Even if the FLynn effect is tapering off, that doesn’t mean it will reverse. Anther possibility is that early gains in IQ are attributable to environment, and now that essentials such as food, shelter, sanitation, clean water, electricity, and literacy are much more common, the ‘low hanging’ fruit has been picked, putting more precedence on genetic factors, which are much slower to evolve than environmental ones, which is why it may seem like the FLynn effect is reversing.

For global IQs to keep falling without a bottom, there has to be some sort of environmental selection pressure to favor increasingly low IQs.

Just as the human population rose tenfold from 1 billion in 1800 to 10 billion by 2100, so it will rise by yet another order of magnitude in the next two or three centuries. But this demographic expansion is highly dysgenic, so global average IQ falls by a standard deviation and technology stagnates.

Even if this happens, the growing world population will mean more total smart people, which seems to be the case right now. Russia, Europe, and East and South Asia have billions of people and produce thousands, if not millions, of geniuses each year by virtue of the normal distribution of IQs. Even populations with a mean IQ of less than 100 still produce geniuses. Furthermore, smart people are more likely to procreate with other smart people (assortative mating), resulting in ‘enclaves’ of high-IQ, even as the rest off the world regresses.

The best and brightest from all over the world flock to America’s most prestigious universities and companies, which is why I’m skeptical of the America ‘Idiocracy’ scenario. As further evidence against ‘dumbing-down’, the number of research publications on Arxiv, a pre-print repository that specializes in physics and math papers, has surged in recent years. There is also no evidence yet of technological stagnation either (for example, genome sequencing is becoming cheaper). Like a fantasy sports team that gets the best players from all the teams, America is getting the best and brightest from all over the world. This is a major reason why the US economy has proven so resilient and strong in recent years whereas other economies have struggled with falling currencies, high inflation, falling stock markets, corruption, and slow growth. It’s a testament to these smart people that America is as functional as it is given all the forces of decay by leftism.

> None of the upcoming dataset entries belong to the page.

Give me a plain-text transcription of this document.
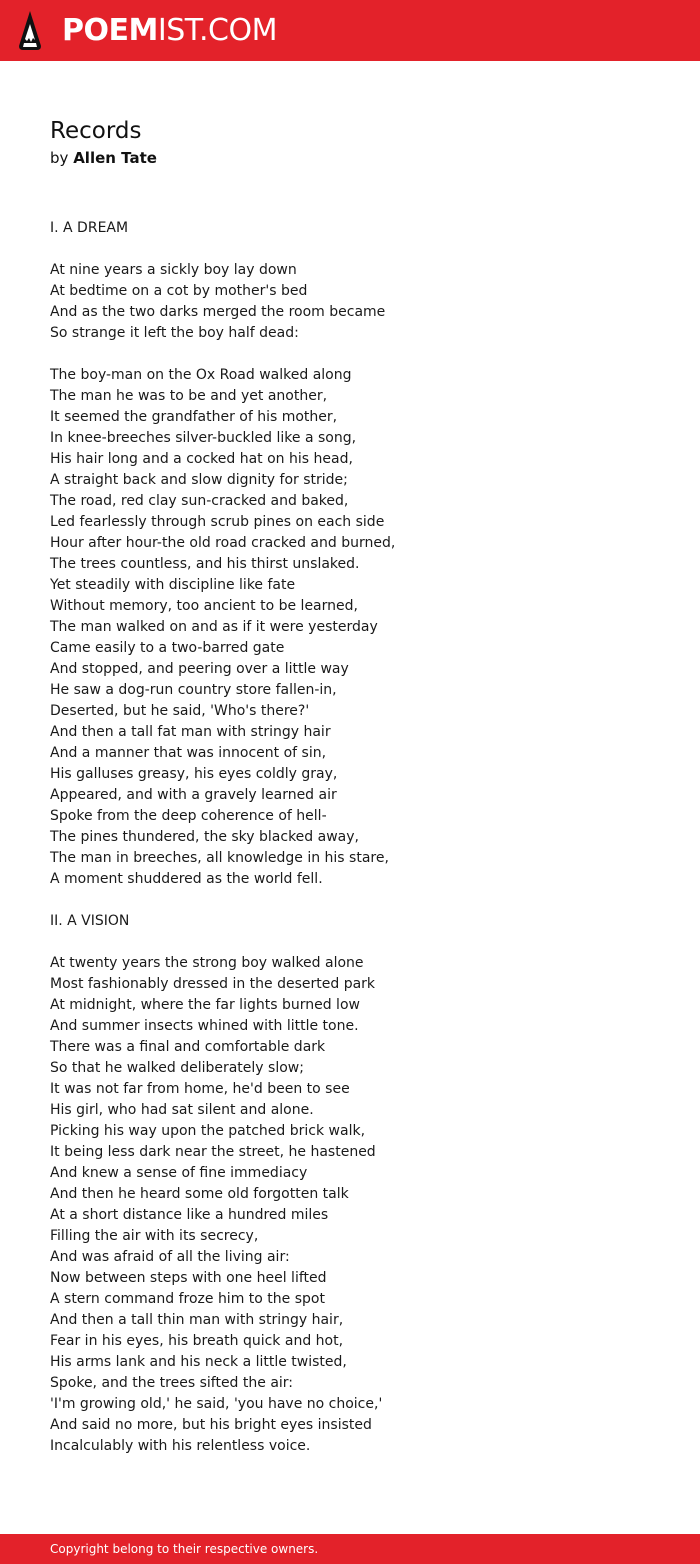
POEMIST.COM
Records
by Allen Tate
I. A DREAM
At nine years a sickly boy lay down
At bedtime on a cot by mother's bed
And as the two darks merged the room became
So strange it left the boy half dead:
The boy-man on the Ox Road walked along
The man he was to be and yet another,
It seemed the grandfather of his mother,
In knee-breeches silver-buckled like a song,
His hair long and a cocked hat on his head,
A straight back and slow dignity for stride;
The road, red clay sun-cracked and baked,
Led fearlessly through scrub pines on each side
Hour after hour-the old road cracked and burned,
The trees countless, and his thirst unslaked.
Yet steadily with discipline like fate
Without memory, too ancient to be learned,
The man walked on and as if it were yesterday
Came easily to a two-barred gate
And stopped, and peering over a little way
He saw a dog-run country store fallen-in,
Deserted, but he said, 'Who's there?'
And then a tall fat man with stringy hair
And a manner that was innocent of sin,
His galluses greasy, his eyes coldly gray,
Appeared, and with a gravely learned air
Spoke from the deep coherence of hell-
The pines thundered, the sky blacked away,
The man in breeches, all knowledge in his stare,
A moment shuddered as the world fell.
II. A VISION
At twenty years the strong boy walked alone
Most fashionably dressed in the deserted park
At midnight, where the far lights burned low
And summer insects whined with little tone.
There was a final and comfortable dark
So that he walked deliberately slow;
It was not far from home, he'd been to see
His girl, who had sat silent and alone.
Picking his way upon the patched brick walk,
It being less dark near the street, he hastened
And knew a sense of fine immediacy
And then he heard some old forgotten talk
At a short distance like a hundred miles
Filling the air with its secrecy,
And was afraid of all the living air:
Now between steps with one heel lifted
A stern command froze him to the spot
And then a tall thin man with stringy hair,
Fear in his eyes, his breath quick and hot,
His arms lank and his neck a little twisted,
Spoke, and the trees sifted the air:
'I'm growing old,' he said, 'you have no choice,'
And said no more, but his bright eyes insisted
Incalculably with his relentless voice.
Copyright belong to their respective owners.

What matters most, however, are the total number of genetically ‘smart people’, not the proportion of smart people relative to the overall population size. Similar to how only a single human can oversee an entire ant colony, you don’t need many smart people to manage large populations.

By ‘genetically smart’, I mean people who have non-adjusted IQs above 130 or so. If the world were to become less intelligent, IQ tests would be adjusted to be easier, in order to keep the ‘mean’ IQ score still at 100. A century from now, an IQ of 130 may only be the same as a score of 115 today. But it’s still possible to have many people with biological IQs still at 130.

As the world population swells, it’s imperative that the population of smart people at least remain constant and undiluted. As far as America is concerned, the obvious answer is eugenics and restricting immigration by IQ and country, to keep such enclaves from becoming contaminated. Silicon Valley, perhaps the greatest IQ enclave ever, needs to be made aware of the threat of low-IQs to it homogeneity and stability. But if not for the sake of boosting IQ, we need restrictions for the sake of preserving civilization and civility against the hordes that threaten it, for without civilization, high IQ is useless.